TGF: GAZETECİLİK DEĞİL, BU ANLAYIŞ BATMALI!

İmralı görüşmeleriyle ilgili Milliyet'in yaptığı haberi eleştirerek "Batsın bu gazetecilik" diyen Başbakan Erdoğan'a bir tepki de TGF'den geldi.

Türkiye Gazeteciler Federasyonu (TGF) Genel Başkanı Atilla Sertel, İmralı görüşmeleriyle ilgili Milliyet Gazetesi’nin yaptığı haberi eleştiren ve “Batsın bu gazetecilik” diyen Başbakan Recep Tayyip Erdoğan’a, “Gazeteler ve gazetecilerle uğraşmayı bırakın, ülkeyi yönetin” dedi.

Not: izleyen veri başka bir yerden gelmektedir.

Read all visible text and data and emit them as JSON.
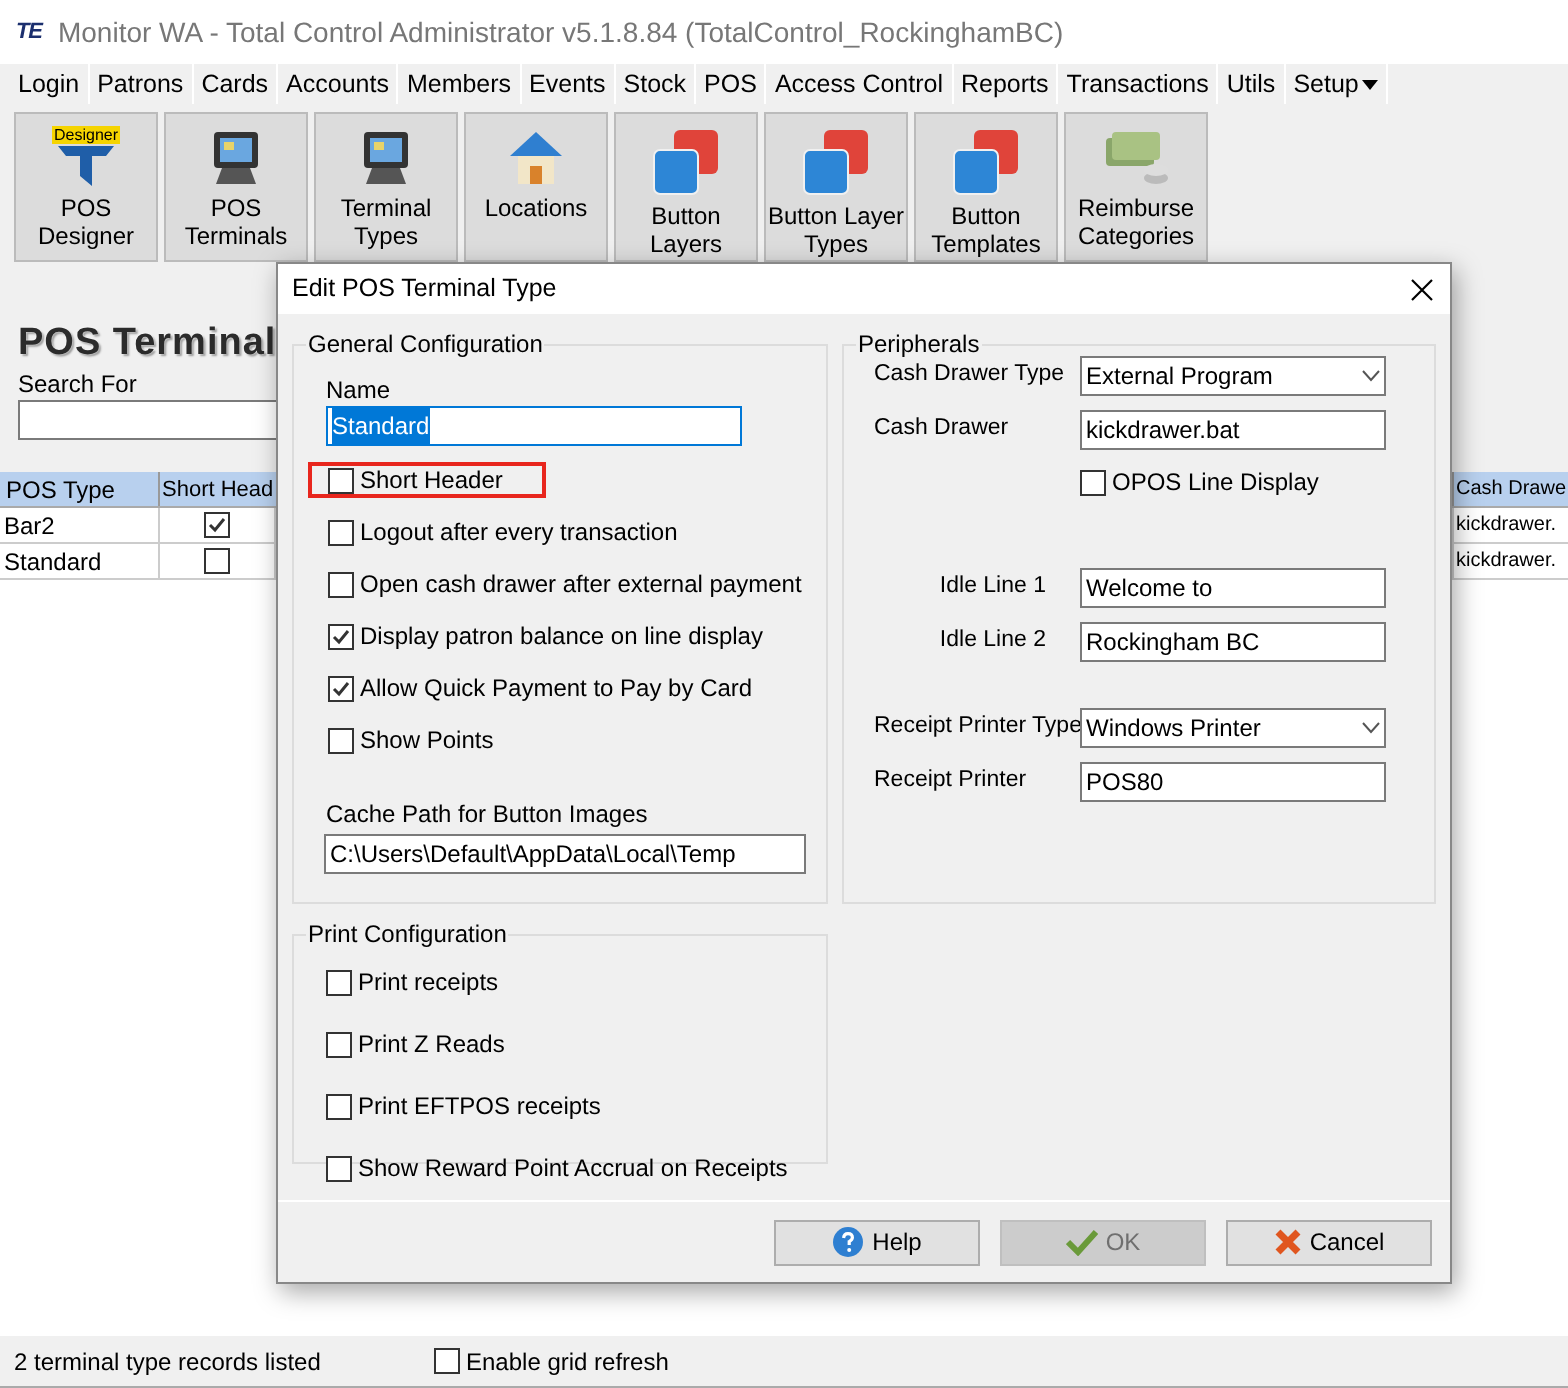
{
  "window": {
    "logo": "TE",
    "title": "Monitor WA - Total Control Administrator v5.1.8.84 (TotalControl_RockinghamBC)"
  },
  "menu": [
    {
      "label": "Login",
      "kind": "plain"
    },
    {
      "label": "Patrons",
      "kind": "plain"
    },
    {
      "label": "Cards",
      "kind": "plain"
    },
    {
      "label": "Accounts",
      "kind": "plain"
    },
    {
      "label": "Members",
      "kind": "plain"
    },
    {
      "label": "Events",
      "kind": "plain"
    },
    {
      "label": "Stock",
      "kind": "plain"
    },
    {
      "label": "POS",
      "kind": "plain"
    },
    {
      "label": "Access Control",
      "kind": "plain"
    },
    {
      "label": "Reports",
      "kind": "plain"
    },
    {
      "label": "Transactions",
      "kind": "plain"
    },
    {
      "label": "Utils",
      "kind": "plain"
    },
    {
      "label": "Setup",
      "kind": "dropdown"
    }
  ],
  "toolbar": [
    {
      "label": "POS Designer",
      "kind": "designer",
      "badge": "Designer"
    },
    {
      "label": "POS Terminals",
      "kind": "terminal"
    },
    {
      "label": "Terminal Types",
      "kind": "terminal"
    },
    {
      "label": "Locations",
      "kind": "house"
    },
    {
      "label": "Button Layers",
      "kind": "layers"
    },
    {
      "label": "Button Layer Types",
      "kind": "layers"
    },
    {
      "label": "Button Templates",
      "kind": "layers"
    },
    {
      "label": "Reimburse Categories",
      "kind": "money"
    }
  ],
  "page": {
    "heading": "POS Terminal",
    "search_label": "Search For"
  },
  "grid": {
    "columns": [
      "POS Type",
      "Short Head",
      "Cash Drawe"
    ],
    "rows": [
      {
        "pos_type": "Bar2",
        "short_header": true,
        "cash_drawer": "kickdrawer."
      },
      {
        "pos_type": "Standard",
        "short_header": false,
        "cash_drawer": "kickdrawer."
      }
    ]
  },
  "dialog": {
    "title": "Edit POS Terminal Type",
    "general": {
      "title": "General Configuration",
      "name_label": "Name",
      "name_value": "Standard",
      "options": [
        {
          "label": "Short Header",
          "checked": false,
          "highlighted": true
        },
        {
          "label": "Logout after every transaction",
          "checked": false,
          "highlighted": false
        },
        {
          "label": "Open cash drawer after external payment",
          "checked": false,
          "highlighted": false
        },
        {
          "label": "Display patron balance on line display",
          "checked": true,
          "highlighted": false
        },
        {
          "label": "Allow Quick Payment to Pay by Card",
          "checked": true,
          "highlighted": false
        },
        {
          "label": "Show Points",
          "checked": false,
          "highlighted": false
        }
      ],
      "cache_label": "Cache Path for Button Images",
      "cache_value": "C:\\Users\\Default\\AppData\\Local\\Temp"
    },
    "peripherals": {
      "title": "Peripherals",
      "rows": [
        {
          "kind": "select",
          "label": "Cash Drawer Type",
          "value": "External Program"
        },
        {
          "kind": "input",
          "label": "Cash Drawer",
          "value": "kickdrawer.bat"
        },
        {
          "kind": "checkbox",
          "label": "OPOS Line Display",
          "checked": false
        },
        {
          "kind": "input",
          "label": "Idle Line 1",
          "value": "Welcome to"
        },
        {
          "kind": "input",
          "label": "Idle Line 2",
          "value": "Rockingham BC"
        },
        {
          "kind": "select",
          "label": "Receipt Printer Type",
          "value": "Windows Printer"
        },
        {
          "kind": "input",
          "label": "Receipt Printer",
          "value": "POS80"
        }
      ]
    },
    "print": {
      "title": "Print Configuration",
      "options": [
        {
          "label": "Print receipts",
          "checked": false
        },
        {
          "label": "Print Z Reads",
          "checked": false
        },
        {
          "label": "Print EFTPOS receipts",
          "checked": false
        },
        {
          "label": "Show Reward Point Accrual on Receipts",
          "checked": false
        }
      ]
    },
    "buttons": [
      {
        "label": "Help",
        "kind": "help",
        "disabled": false
      },
      {
        "label": "OK",
        "kind": "ok",
        "disabled": true
      },
      {
        "label": "Cancel",
        "kind": "cancel",
        "disabled": false
      }
    ]
  },
  "status_bar": {
    "text": "2 terminal type records listed",
    "grid_refresh": {
      "label": "Enable grid refresh",
      "checked": false
    }
  }
}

Doğru, dürüst habercilik örneği sergileyen Milliyet Gazetesi’ni ve gazeteci Namık Durukan’ı tebrik eden Genel Başkan Atilla Sertel, “Türkiye’ye ilişkin bir karar alınıyor ve gizlice yürütülmeye çalışılıyor. Toplum niçin bunları öğrenmesin. Sonra açığa çıkınca feryat ediliyor. ‘Batsın bu gazetecilik’ deniliyor. Bence bu gazetecilik batmasın. Çünkü bu gazetecilik doğru gazetecilik. Ama bu yanlış düşünce anlayışı batsın” diye konuştu.

Başbakan Recep Tayyip Erdoğan’ın sözlerinin tarihe not düşecek nitelikte olduğunu belirten Sertel, şunları söyledi:

“Başbakan’ın demokrasiyi nasıl algıladığını, demokrasinin nasıl rafa kaldırıldığını, basın ve ifade özgürlüğünün nasıl ayaklar altına alındığını kanıtlayan çok önemli bir söz olarak tarihe geçmiştir. Gazetecilik açısından çok örnek teşkil edecek, ders olarak okutulabilecek ve ileride tarihe not düşülecek bir olay yaşanmıştır. Namık Durukan çok önemli bir habercilik başarısına imza atmıştır. Ama İmralı görüşmelerinin tutanaklarını hiçbir yorum katmadan birebir yayınlamış olmasına rağmen, yaptığı gazetecilik faaliyeti yargılanmaya başlamıştır. Bizzat Sayın Başbakan batsın bu gazetecilik derken aslında basın özgürlüğüne yönelik bütün görüşünü ortaya koymuştur. Bu Türkiye’nin, ülkemizdeki basın özgürlüğünün geldiği son noktadır. Böyle bir tablo bu ülkeye yakışmaz. Gazeteciler olarak bu tabloyu halkın görmesini istiyoruz. Başbakan’ın isteğiyle basın batmayacaktır.”

Türkiye Gazeteciler Federasyonu Genel Başkanı ve İzmir Gazeteciler Cemiyeti Başkanı Atilla Sertel, Milliyet Gazetesi Genel Yayın Yönetmeni Derya Sazak’ın gazeteden ayrılmaya zorlandığına ilişkin çıkan haberlere de değinerek, “Dün Derya Sazak bu habercilik anlayışını savunan bir yazı kaleme aldı. Ama bugün öğreniyoruz ki, bu yazıdan ve bu haberden dolayı Milliyet Gazetesi’nde bir kriz ortamı oluşmuş. Demek ki müdahale ediliyor. Kim ki doğruyu söylüyor, kim ki doğruyu yazıyor, kim ki toplumu bilgilendiriyor o işinden ediliyor. Derya Sazak’a ve Namık Durukan’a dokunanı Türk toplumu, okuru affetmez” diye konuştu.